Dann würde man jeder der beiden physikalischen Interfaces je eine öffentliche IP zuweisen. Oder, wenn es sich nur um ein physikalisches Interface handelt, dann würde man diesem Interface beide öffentlichen IPs zuweisen. (Das wäre dann der einzige Fall, bei dem überhaupt ein Alias verwendet wird.) Der virtuellen Maschine würde man eine private IP-Adresse geben und durch den VMware-NAT-Modus anstelle des VMware-Bridge-Modus mit der Aussenwelt verbinden. Und die Dienste der virtuellen Maschine würde man per VMware-Portforwarding zur Verfügung stellen. Dieses Verfahren hat natürlich die bekannten Nachteile eines Portforwardings hinsichtlich kompatibler Protokolle.

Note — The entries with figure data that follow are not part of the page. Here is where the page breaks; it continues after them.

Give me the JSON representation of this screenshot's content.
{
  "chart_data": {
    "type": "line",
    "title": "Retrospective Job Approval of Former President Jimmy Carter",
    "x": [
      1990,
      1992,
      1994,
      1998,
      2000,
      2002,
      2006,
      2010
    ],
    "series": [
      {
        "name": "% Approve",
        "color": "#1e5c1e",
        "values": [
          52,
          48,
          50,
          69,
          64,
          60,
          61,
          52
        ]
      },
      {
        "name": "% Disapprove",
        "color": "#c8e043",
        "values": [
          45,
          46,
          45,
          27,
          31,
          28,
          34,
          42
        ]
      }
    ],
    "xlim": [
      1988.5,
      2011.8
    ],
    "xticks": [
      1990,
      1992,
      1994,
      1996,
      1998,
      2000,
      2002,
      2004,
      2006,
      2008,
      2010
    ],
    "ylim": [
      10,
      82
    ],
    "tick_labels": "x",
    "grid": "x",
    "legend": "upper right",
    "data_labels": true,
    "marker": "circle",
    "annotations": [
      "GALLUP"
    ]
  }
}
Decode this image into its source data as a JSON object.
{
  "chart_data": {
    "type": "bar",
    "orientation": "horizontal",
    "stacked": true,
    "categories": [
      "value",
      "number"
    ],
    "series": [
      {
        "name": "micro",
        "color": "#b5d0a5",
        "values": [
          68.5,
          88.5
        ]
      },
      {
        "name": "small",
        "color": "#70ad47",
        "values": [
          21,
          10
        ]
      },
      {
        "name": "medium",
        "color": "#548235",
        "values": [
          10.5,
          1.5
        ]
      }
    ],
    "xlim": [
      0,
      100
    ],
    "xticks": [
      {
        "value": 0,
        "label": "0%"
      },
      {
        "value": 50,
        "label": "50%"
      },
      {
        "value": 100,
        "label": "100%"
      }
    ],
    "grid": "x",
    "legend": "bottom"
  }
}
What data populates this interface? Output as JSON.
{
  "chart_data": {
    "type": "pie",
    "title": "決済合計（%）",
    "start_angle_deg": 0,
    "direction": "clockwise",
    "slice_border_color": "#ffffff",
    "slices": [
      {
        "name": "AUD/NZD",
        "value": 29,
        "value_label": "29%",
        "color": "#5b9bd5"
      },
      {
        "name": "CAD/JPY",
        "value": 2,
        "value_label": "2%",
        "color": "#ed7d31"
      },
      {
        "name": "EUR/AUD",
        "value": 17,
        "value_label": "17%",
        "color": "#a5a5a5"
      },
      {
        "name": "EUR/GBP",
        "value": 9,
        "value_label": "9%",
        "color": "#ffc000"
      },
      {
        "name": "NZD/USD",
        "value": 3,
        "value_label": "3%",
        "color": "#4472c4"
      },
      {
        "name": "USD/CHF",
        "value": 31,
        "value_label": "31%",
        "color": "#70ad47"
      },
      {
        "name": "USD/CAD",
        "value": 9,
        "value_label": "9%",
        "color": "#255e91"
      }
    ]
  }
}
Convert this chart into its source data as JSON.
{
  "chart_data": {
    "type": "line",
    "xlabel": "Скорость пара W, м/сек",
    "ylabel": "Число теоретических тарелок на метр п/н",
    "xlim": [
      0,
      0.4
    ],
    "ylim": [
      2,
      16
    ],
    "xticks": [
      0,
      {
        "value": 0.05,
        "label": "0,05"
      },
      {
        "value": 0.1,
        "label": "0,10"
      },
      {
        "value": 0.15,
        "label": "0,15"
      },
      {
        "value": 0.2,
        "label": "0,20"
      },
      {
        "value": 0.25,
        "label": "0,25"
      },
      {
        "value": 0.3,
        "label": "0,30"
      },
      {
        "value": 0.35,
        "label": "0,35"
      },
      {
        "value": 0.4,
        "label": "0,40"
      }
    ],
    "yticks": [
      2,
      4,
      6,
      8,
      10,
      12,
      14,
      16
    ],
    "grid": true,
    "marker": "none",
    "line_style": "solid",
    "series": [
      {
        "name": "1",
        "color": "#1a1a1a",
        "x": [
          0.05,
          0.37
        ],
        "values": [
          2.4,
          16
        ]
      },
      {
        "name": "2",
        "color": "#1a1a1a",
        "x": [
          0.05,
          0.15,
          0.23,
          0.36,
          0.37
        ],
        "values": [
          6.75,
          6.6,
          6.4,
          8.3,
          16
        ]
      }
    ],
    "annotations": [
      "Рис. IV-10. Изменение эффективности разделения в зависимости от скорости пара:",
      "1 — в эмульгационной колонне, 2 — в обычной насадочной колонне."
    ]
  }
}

Und bevor jemand fragt: Ich kann aus dem Stehgreif auch nicht sagen, ob man da irgendwie per IPTABLES ansetzen kann (was mehr Möglichkeiten bedeuten würde). Der VMware Server verwendet halt ein proprietäres Kernel-Modul und sowohl der Bridge als auch der NAT-Modus können völlig untransparent zum Netfilter-Framework implementiert worden sein.

Natürlich kann man auf dem Hostsystem beliebige Proxies für das virtuelle System laufen lassen, aber es ist fraglich, ob das Sinn der Sache ist, weil das natürlich die Isolierung der Systeme verschlechtern könnte.

----------